Sunday, June 14, 2009

The Distance Between


So after everythings. And I do mean .. everythings. Because everything plus everything times everything compounded by everything equals ... everythings. So after all the everythings ... I avoided the First Fires and I avoided my family and I avoided my friends and I avoided my "not so friends" and most of all I avoided Seveya.

Seems a cruel thing to do .. it is. It is a very cruel thing to do but a necessary thing to do. I had spoken to Ayguili about my concerns. About the fact that Seveya felt safe with me. That she felt protected by me .. and she knew I would protect her if she came to me again. Now I had gotten a promise from Seveya to wait three hands before throwing herself at me. Yes .. it was safe .... no I was not sure it was the right thing for her yet. Did it make my life easier? Of course. I could have everything and give nothing. Would I take that from a Tuchuk woman of the First Fires .. a woman I had respect for? Not without a lot of convincing and I .. was not convinced.

So it fell on me to protect her .. from me. To give her some space to think and be rational. To consider her life and her future and what she wanted from it .. for her. Without me. If I died tomorrow .. what would she want?

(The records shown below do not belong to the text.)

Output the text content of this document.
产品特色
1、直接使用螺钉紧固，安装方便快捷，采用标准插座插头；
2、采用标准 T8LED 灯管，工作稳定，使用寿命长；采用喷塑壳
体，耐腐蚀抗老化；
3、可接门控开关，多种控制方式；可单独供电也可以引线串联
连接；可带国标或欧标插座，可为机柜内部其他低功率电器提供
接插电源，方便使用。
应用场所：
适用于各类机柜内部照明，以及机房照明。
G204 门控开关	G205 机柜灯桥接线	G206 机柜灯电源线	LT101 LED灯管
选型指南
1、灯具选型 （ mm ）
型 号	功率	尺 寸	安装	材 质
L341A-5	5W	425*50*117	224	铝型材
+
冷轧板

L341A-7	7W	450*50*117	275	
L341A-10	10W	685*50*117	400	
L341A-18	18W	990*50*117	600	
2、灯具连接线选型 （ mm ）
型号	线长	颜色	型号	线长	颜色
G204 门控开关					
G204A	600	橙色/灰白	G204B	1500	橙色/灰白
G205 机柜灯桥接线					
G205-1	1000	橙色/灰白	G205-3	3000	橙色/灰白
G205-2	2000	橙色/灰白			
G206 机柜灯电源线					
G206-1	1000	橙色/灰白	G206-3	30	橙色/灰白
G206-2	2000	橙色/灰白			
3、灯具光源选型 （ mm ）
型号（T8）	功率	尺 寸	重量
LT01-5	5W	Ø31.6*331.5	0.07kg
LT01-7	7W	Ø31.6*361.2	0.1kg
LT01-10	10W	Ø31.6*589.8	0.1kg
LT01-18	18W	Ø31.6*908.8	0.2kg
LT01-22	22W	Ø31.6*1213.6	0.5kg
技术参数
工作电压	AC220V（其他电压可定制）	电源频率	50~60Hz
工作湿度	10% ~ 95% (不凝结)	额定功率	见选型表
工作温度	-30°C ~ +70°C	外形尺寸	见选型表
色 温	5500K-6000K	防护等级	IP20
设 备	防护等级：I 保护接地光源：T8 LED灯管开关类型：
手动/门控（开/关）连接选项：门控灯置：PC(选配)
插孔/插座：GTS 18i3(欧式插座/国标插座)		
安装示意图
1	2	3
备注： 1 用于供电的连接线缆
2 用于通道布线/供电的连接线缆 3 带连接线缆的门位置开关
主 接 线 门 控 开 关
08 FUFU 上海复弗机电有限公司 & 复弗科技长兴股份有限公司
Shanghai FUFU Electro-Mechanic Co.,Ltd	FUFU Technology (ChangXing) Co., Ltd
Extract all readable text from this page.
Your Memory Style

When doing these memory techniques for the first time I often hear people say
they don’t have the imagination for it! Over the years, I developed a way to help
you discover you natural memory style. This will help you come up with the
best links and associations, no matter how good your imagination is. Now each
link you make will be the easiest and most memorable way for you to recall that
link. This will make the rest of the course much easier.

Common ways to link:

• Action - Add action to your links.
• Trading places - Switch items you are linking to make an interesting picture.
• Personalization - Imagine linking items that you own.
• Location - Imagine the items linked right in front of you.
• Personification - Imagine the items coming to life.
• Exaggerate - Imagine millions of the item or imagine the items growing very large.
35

To be a camp slave? To die on my pyre? Or did she want to be Seveya .. the woman that I knew some about and had learned to respect. Did she want to ride her Yew and be responsible in her clan and find the many little ways that the members of the First Fires served the rest of the Tribe? Without those moments of fear .. fear of her uncle ... fear of ever getting through to me ... fear of never being enough for me ... without those fears making her feel as if she did not have time to think ... what did she think? What did she feel? What did she want out of this future of hers?

I wanted to know .. Seveya ... the real Seveya .... without my own wants and desires and scars and weaknesses and needs and anger getting in the way. Because I know me .. and at some point I have to know who she is beneath all that or I can not believe in her. I can not have any faith in her if she remakes herself to my whims. I have too many whims and none of them are consistent. I am careless with my whims .. I leave them laying around for anyone to stumble over. I needed to work on that .. but until I do ... I need to know that Seveya is safe and secure inside of herself. That she understands her feelings well enough to know herself in the middle of them. Feelings are lying controlling sneaky fuckers and without a basic thread of knowledge of who you are you can easily get lost in them.

And the first thing that needed to happen for this to happen was that I needed to be scarce and not go stirring up all her feelings and making the waters all muddy and murky and hard to see through. The hurt of my distance would be nothing compared to the hurt of her losing herself. I wanted with everything I am as a man to ensure that she did not do that. That she did not lose herself .. not because of her uncle .. not because of Ayguili and not because of me. Seveya deserved a chance .. a chance to learn ... a chance to be.

And there were plenty of women around who knew what it was to make those kinds of choices and stick with them .. I figured they would have her back. They would share their wisdom and their knowledge and their survival skills.

How to not trip over a man's whims and drown in your own feelings for him-101.

And I was going to give them a chance to do that without said man hanging around and getting in the way.

Not that all this was easy for me. I had been given a gift .. a gift of "everything" and I had to give it back and be mature and responsible when there were parts of me .. parts of me that were not so grown up and mature ...that wanted to keep my gift and play with it and make it mine. Drag it all over and show it to my friends and be proud of it and then leave it out in the rain and forget where I laid it. Two days later to wake up and demand to know why it was not where I wanted it when I wanted it .. despite where it was happened to be where I left it. And to throw a colossal temper about the entire thing. Find my gift .. clean it up and patch it back together and then start the entire process all over again.

And .. knowing that about myself still does not change a damn thing.